A parlare con maggiore chiarezza e precisione sono poi diversi studi, a cominciare da uno pubblicato da Deloitte secondo cui soltanto nel 2022 sono state generate 146 milioni di tonnellate di CO2 su scala globale. Qualcosa che è legato a una media di quattro device digitali per persona, tra smartphone, tablet, smartwatch e via dicendo.
Possiamo quindi dire che tutti, anche soltanto adoperando il cellulare, contribuiamo a questa produzione di emissioni così importante. C’è però una nuova frontiera che non solo si dimostra sostenibile, ma detiene un impatto positivo sul portafoglio.
Si tratta dei prodotti digitali rigenerati, che si caratterizzano da un lato per un prezzo accessibile e dall’altro per standard molto vicini a quelli degli articoli nuovi di fabbrica. Ne è una conferma una proposta come quella che si può trovare su CertiDeal.it, il cui fiore all’occhiello è rappresentato da una selezione di alto livello di iPhone ricondizionati, rigorosamente certificati e garantiti 24 mesi.
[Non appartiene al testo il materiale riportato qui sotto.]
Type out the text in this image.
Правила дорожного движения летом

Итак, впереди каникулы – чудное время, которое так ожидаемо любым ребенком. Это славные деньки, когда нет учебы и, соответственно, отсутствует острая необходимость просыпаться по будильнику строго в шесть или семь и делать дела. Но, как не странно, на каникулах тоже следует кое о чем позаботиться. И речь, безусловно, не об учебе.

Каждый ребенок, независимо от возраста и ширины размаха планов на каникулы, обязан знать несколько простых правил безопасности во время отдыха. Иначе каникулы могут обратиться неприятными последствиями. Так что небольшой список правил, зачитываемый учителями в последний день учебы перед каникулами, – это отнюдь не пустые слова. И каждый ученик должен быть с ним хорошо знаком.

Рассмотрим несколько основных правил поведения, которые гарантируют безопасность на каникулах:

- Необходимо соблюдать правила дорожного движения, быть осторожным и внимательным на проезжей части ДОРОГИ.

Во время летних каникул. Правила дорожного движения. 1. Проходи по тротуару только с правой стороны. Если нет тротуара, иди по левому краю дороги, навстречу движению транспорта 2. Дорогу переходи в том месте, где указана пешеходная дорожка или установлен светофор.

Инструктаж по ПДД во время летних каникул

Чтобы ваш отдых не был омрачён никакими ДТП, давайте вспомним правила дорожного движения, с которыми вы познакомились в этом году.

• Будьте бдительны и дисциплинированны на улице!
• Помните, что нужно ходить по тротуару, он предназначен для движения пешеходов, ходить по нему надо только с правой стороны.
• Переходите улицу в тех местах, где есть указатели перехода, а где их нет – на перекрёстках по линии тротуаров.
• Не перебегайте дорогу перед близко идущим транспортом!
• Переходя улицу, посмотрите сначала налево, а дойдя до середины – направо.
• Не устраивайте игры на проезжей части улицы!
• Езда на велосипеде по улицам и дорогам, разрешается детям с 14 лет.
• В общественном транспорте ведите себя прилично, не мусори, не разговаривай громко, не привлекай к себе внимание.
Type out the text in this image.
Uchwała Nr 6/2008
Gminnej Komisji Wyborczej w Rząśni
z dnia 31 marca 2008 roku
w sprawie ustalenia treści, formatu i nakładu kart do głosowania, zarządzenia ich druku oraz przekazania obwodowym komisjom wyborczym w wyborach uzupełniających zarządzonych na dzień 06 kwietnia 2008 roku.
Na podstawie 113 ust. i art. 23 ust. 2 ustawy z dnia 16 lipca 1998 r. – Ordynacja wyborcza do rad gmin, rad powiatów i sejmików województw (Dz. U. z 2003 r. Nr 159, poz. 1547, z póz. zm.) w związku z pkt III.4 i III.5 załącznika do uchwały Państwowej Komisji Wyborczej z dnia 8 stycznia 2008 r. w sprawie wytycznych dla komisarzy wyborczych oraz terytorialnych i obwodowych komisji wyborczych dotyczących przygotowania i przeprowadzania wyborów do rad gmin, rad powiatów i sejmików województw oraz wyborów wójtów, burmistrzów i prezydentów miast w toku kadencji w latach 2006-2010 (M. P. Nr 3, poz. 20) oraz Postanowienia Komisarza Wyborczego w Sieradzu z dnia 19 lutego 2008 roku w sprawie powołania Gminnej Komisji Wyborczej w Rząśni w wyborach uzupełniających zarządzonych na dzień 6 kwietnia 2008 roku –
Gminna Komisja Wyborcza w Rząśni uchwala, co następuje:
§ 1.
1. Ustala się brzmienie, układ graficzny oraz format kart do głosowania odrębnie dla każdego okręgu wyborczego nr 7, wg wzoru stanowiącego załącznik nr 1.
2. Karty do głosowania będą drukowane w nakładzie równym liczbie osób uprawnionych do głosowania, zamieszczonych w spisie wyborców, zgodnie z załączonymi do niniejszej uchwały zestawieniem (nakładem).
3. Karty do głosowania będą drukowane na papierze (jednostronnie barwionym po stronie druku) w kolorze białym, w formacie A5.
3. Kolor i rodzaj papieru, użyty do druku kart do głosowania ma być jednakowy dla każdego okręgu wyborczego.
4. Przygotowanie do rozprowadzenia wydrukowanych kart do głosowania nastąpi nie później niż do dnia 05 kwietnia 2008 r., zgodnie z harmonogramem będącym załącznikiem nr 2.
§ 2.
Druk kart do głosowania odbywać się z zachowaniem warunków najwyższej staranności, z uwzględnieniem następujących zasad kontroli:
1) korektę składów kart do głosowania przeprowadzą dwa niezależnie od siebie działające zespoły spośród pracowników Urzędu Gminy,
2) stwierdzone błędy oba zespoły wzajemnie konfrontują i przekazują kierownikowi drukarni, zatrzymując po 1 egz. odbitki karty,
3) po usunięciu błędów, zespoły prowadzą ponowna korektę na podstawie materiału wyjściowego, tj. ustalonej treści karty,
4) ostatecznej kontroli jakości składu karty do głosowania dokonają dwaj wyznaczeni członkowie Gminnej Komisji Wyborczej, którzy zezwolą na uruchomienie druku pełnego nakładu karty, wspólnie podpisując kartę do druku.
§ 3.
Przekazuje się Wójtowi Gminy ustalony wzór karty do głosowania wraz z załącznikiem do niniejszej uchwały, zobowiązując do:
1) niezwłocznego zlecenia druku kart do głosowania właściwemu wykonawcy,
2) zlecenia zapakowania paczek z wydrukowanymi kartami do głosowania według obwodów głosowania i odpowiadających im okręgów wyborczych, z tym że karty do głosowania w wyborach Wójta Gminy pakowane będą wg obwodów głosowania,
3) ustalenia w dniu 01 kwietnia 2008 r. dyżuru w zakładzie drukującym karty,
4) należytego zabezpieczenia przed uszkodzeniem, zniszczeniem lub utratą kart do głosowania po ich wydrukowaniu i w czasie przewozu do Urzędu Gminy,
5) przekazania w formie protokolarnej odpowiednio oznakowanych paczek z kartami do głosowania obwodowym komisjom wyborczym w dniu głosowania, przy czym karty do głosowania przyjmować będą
Oggi vi raccontiamo qualcosa di più sui vantaggi che caratterizzano gli iPhone ricondizionati, a cominciare da quelli concreti per quanto riguarda la sostenibilità.
Perché gli iPhone ricondizionati sono una soluzione sostenibile
I prodotti Apple sono emblema di cosa vuol dire status symbol. Sono infatti considerati da sempre sinonimo di esclusività e lusso, complice un design minimale e raffinato, un po’ come quello che ritroviamo in una lampada Kartell o in un vaso di Venini, solo per citare due esempi illustri.
Alla base c’è però anche un altro aspetto, che fa parte della qualità garantita dal marchio originario di Cupertino, che ha come punto di forza tecnici preparatissimi ma non solo.
I prodotti dell’azienda californiana si distinguono per una ricerca delle materie prime migliori: un fattore definito già in fase progettuale e che incide tanto sul costo finale quanto sull’impatto ambientale.
Per non parlare dei processi necessari allo smaltimento di smartphone sofisticati come quelli a marchio Apple, che durano a lungo ma vedono al centro materiali non semplici da gestire quando poi diventano dei rifiuti.
E se ci fosse un modo per far tornare a posto le tessere del puzzle? In effetti è così: gli iPhone ricondizionati mettono d’accordo tutti, coniugando performance, risparmio e sostenibilità.
La sostenibilità degli iPhone ricondizionati
Gli iPhone ricondizionati sono cellulari che sono già stati usati da una persona ma che attraverso un’analisi attenta e una manutenzione altrettanto precisa, conseguita da parte di tecnici qualificati, vengono fatti tornare come nuovi. Tutto questo a fronte di un prezzo al pubblico inferiore.
Si tratta di soluzioni all’insegna del riuso e del riciclo e che dunque hanno tutti i canoni per inserirsi nei meccanismi di economia circolare. Il risultato sono prodotti di ultima generazione, ma che promuovono un modo etico di consumare. Non è forse questa la vera frontiera del lusso?